First map chunk here
# leaflet()
subset_data_clean <- subset_data |>
filter(!is.na(lat) & !is.na(long))
mypal <- colorNumeric( #Set the palette
palette = "YlOrRd",
domain = subset_data_clean$Data_Value
)
leaflet(subset_data_clean) |>
addProviderTiles("CartoDB.Positron") |>
addCircleMarkers( #Help from https://www.youtube.com/watch?v=8MQ3DgFp6q4&t=120s
lng = ~ long,
lat = ~ lat,
radius = 5,
color = ~ mypal(Data_Value),
fillOpacity = 0.7,
weight = 1
) |>
addLegend(
pal = mypal,
values = subset_data_clean$Data_Value,
position = "bottomright",
title = "Crude Prevalence (%)"
)4. Refine your map to include a mouse-click tooltip
Refined map chunk here
subset_data_clean <- subset_data |>
filter(!is.na(lat) & !is.na(long))
healthy_city_map <- subset_data_clean |>
leaflet() |>
addTiles() |>
addMarkers(
lng = ~long,
lat = ~lat ,
popup = ~paste( #Help from https://stackoverflow.com/questions/41940403/popup-on-a-shape-using-tmap
"City: ", CityName,
"\nState: ", StateAbbr,
"\nCrude Prevalence: ", Data_Value, "%"
),
label = ~CityName,
clusterOptions = markerClusterOptions()
)
healthy_city_map5. Write a paragraph
In a paragraph, describe the plots you created and the insights they show.

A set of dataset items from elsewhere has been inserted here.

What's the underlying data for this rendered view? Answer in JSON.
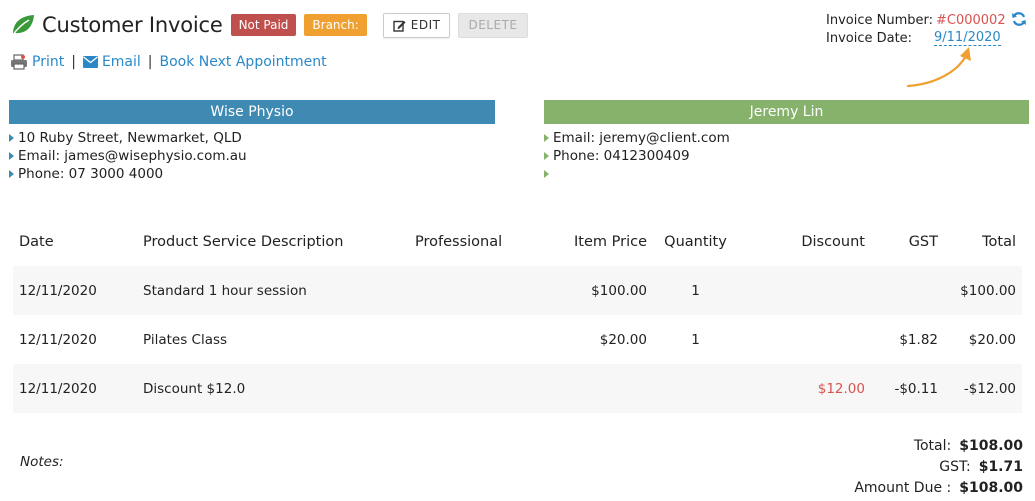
{
  "header": {
    "title": "Customer Invoice",
    "status_badge": "Not Paid",
    "branch_badge": "Branch:",
    "edit_label": "EDIT",
    "delete_label": "DELETE"
  },
  "links": {
    "print": "Print",
    "email": "Email",
    "book": "Book Next Appointment",
    "separator": "|"
  },
  "invoice": {
    "number_label": "Invoice Number:",
    "number": "#C000002",
    "date_label": "Invoice Date:",
    "date": "9/11/2020"
  },
  "business": {
    "name": "Wise Physio",
    "address": "10 Ruby Street, Newmarket, QLD",
    "email": "Email: james@wisephysio.com.au",
    "phone": "Phone: 07 3000 4000"
  },
  "client": {
    "name": "Jeremy Lin",
    "email": "Email: jeremy@client.com",
    "phone": "Phone: 0412300409",
    "extra": ""
  },
  "table": {
    "headers": [
      "Date",
      "Product Service Description",
      "Professional",
      "Item Price",
      "Quantity",
      "Discount",
      "GST",
      "Total"
    ],
    "rows": [
      {
        "date": "12/11/2020",
        "desc": "Standard 1 hour session",
        "professional": "",
        "price": "$100.00",
        "qty": "1",
        "discount": "",
        "gst": "",
        "total": "$100.00"
      },
      {
        "date": "12/11/2020",
        "desc": "Pilates Class",
        "professional": "",
        "price": "$20.00",
        "qty": "1",
        "discount": "",
        "gst": "$1.82",
        "total": "$20.00"
      },
      {
        "date": "12/11/2020",
        "desc": "Discount $12.0",
        "professional": "",
        "price": "",
        "qty": "",
        "discount": "$12.00",
        "gst": "-$0.11",
        "total": "-$12.00"
      }
    ]
  },
  "notes_label": "Notes:",
  "totals": {
    "total_label": "Total:",
    "total": "$108.00",
    "gst_label": "GST:",
    "gst": "$1.71",
    "due_label": "Amount Due :",
    "due": "$108.00"
  },
  "colors": {
    "accent_blue": "#3e8ab3",
    "accent_green": "#87b26c",
    "danger": "#d9534f",
    "warning": "#f0a030",
    "link": "#2a88c8"
  }
}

Paragraph: Description and Insights
The first plot shows the crude prevalence of unhealthy behaviors in selected Connecticut cities from 2016 to 2018. Each point represents a health indicator, colored by category, making it easy to compare behaviors across cities. The jittered points show that some cities, like Hartford and New Haven, have higher rates of unhealthy behaviors than others. The second plot is an interactive Leaflet map showing each city as a circle. Darker colors indicate higher prevalence rates, and the legend explains them. When it gives, it clicks on a city, and a pop-up shows its name, state, and data value. Together, these plots clearly show how health indicators vary by location and help identify cities with greater health concerns.